Fail, fail, fail, fail, succeed

Brian Eno (Part 3) “Scenius”

I was an art student and, like all art students, I was encouraged to believe that there were a few great figures like Picasso and Kandinsky, Rembrandt and Giotto and so on who sort-of appeared out of nowhere and produced artistic revolution. As I looked at art more and more, I discovered that that wasn’t really a true picture.


What really happened was that there was sometimes very fertile scenes involving lots and lots of people – some of them artists, some of them collectors, some of them curators, thinkers, theorists, people who were fashionable and knew what the hip things were – all sorts of people who created a kind of ecology of talent. And out of that ecology arose some wonderful work.


The period that I was particularly interested in, ’round about the Russian revolution, shows this extremely well.
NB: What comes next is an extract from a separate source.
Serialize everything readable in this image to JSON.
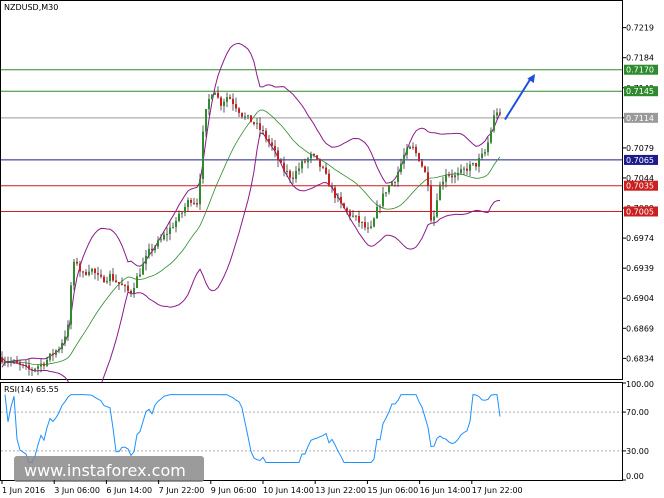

So I thought that originally those few individuals who’d survived in history – in the sort-of “Great Man” theory of history – they were called “geniuses”. But what I thought was interesting was the fact that they all came out of a scene that was very fertile and very intelligent.


So I came up with this word “scenius” – and scenius is the intelligence of a whole… operation or group of people. And I think that’s a more useful way to think about culture, actually. I think that – let’s forget the idea of “genius” for a little while, let’s think about the whole ecology of ideas that give rise to good new thoughts and good new work.